ENTER INTO THE … EVALUATE PHASE

My intention in this chapter is for you to see clearly why evaluating your brand is such an integral part of your brand journey. Without this piece of the pie, you will never know how close to or far from success you truly are. You might as well stick your finger in the air and fly by the seat of your pants. To be in a position to evaluate your brand, you will have to think about setting ROI and KPI targets in order to see if the projects you have delivered on have indeed been successful.

Over the years many people have mentioned that they find it hard to measure their success and deliver on expectations. Without a KPI in place it is impossible to know specifically what those expectations are and what somebody else in the business might perceive as a good or bad result. Imagine how different this could be if targets, budgets and goals are clearly defined at the beginning of each project and monitored throughout the project to ensure things are on track. Success is not only measured but also rewarded at the end of the project, when all expectations have been delivered upon. If I were to ask you to assess the different projects you are currently working on, would you know how well you are doing and what results you have actually achieved over the last year?

Setting targets and determining the return on your investments enables you and your team to deliver on projects and gauge their success.
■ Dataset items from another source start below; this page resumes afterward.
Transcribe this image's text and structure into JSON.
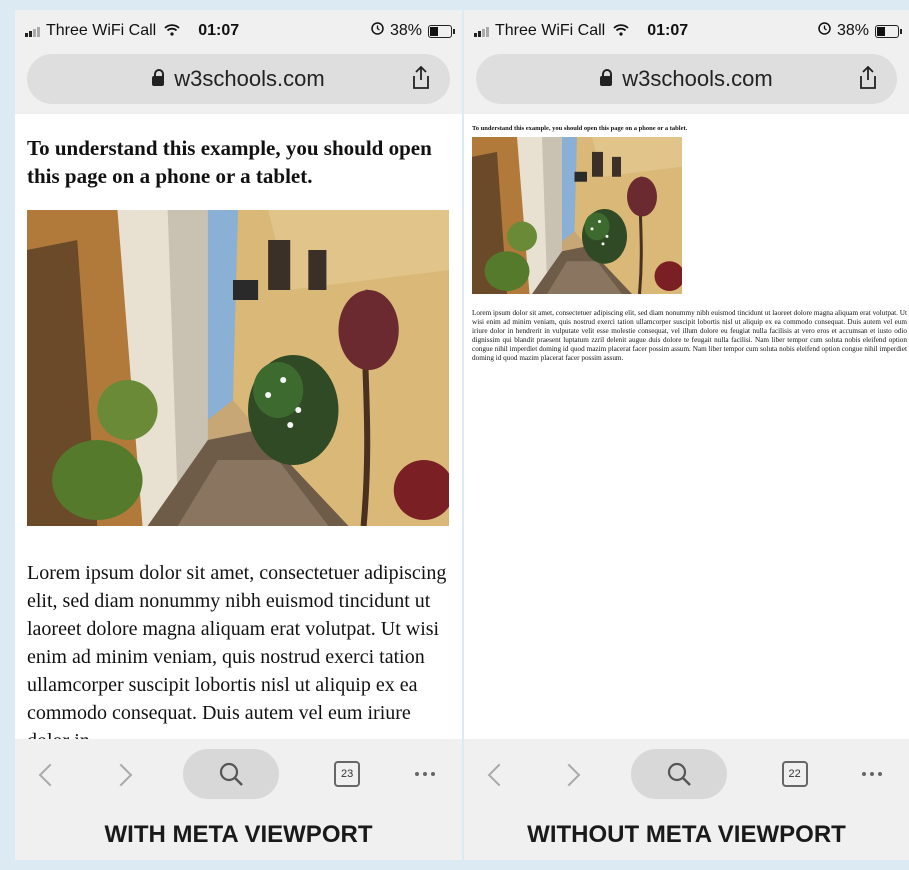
{
  "left": {
    "status": {
      "carrier": "Three WiFi Call",
      "time": "01:07",
      "battery": "38%",
      "battery_level": 0.38
    },
    "url": "w3schools.com",
    "heading": "To understand this example, you should open this page on a phone or a tablet.",
    "body_text": "Lorem ipsum dolor sit amet, consectetuer adipiscing elit, sed diam nonummy nibh euismod tincidunt ut laoreet dolore magna aliquam erat volutpat. Ut wisi enim ad minim veniam, quis nostrud exerci tation ullamcorper suscipit lobortis nisl ut aliquip ex ea commodo consequat. Duis autem vel eum iriure dolor in",
    "tab_count": "23",
    "caption": "WITH META VIEWPORT"
  },
  "right": {
    "status": {
      "carrier": "Three WiFi Call",
      "time": "01:07",
      "battery": "38%",
      "battery_level": 0.38
    },
    "url": "w3schools.com",
    "heading": "To understand this example, you should open this page on a phone or a tablet.",
    "body_text": "Lorem ipsum dolor sit amet, consectetuer adipiscing elit, sed diam nonummy nibh euismod tincidunt ut laoreet dolore magna aliquam erat volutpat. Ut wisi enim ad minim veniam, quis nostrud exerci tation ullamcorper suscipit lobortis nisl ut aliquip ex ea commodo consequat. Duis autem vel eum iriure dolor in hendrerit in vulputate velit esse molestie consequat, vel illum dolore eu feugiat nulla facilisis at vero eros et accumsan et iusto odio dignissim qui blandit praesent luptatum zzril delenit augue duis dolore te feugait nulla facilisi. Nam liber tempor cum soluta nobis eleifend option congue nihil imperdiet doming id quod mazim placerat facer possim assum. Nam liber tempor cum soluta nobis eleifend option congue nihil imperdiet doming id quod mazim placerat facer possim assum.",
    "tab_count": "22",
    "caption": "WITHOUT META VIEWPORT"
  },
  "icons": {
    "lock": "lock-icon",
    "share": "share-icon",
    "back": "chevron-left-icon",
    "forward": "chevron-right-icon",
    "search": "search-icon",
    "tabs": "tabs-icon",
    "more": "more-icon",
    "wifi": "wifi-icon",
    "alarm": "alarm-icon"
  },
  "colors": {
    "background": "#dcebf3",
    "panel": "#f0f0f0",
    "url_bar": "#dedede"
  }
}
It's important to assess when things haven't worked and most importantly be able to investigate why so you can make the key changes that enable evolution and growth to take place within the brand. KPIs put in place reference points that enable you to compare one month with the next and, year on year, to check in and notice whether you are on track with your business plan and the projects you have laid out.

ROI is key to gauging whether the efforts poured into a project have reaped rewards. It enables you to look at the different aspects of the brands from brand awareness and data capture to the financial rewards which enable the brand to move on to the next phase of growth. Without knowledge of your ROI, how can you know how much money to invest in a particular area of your business?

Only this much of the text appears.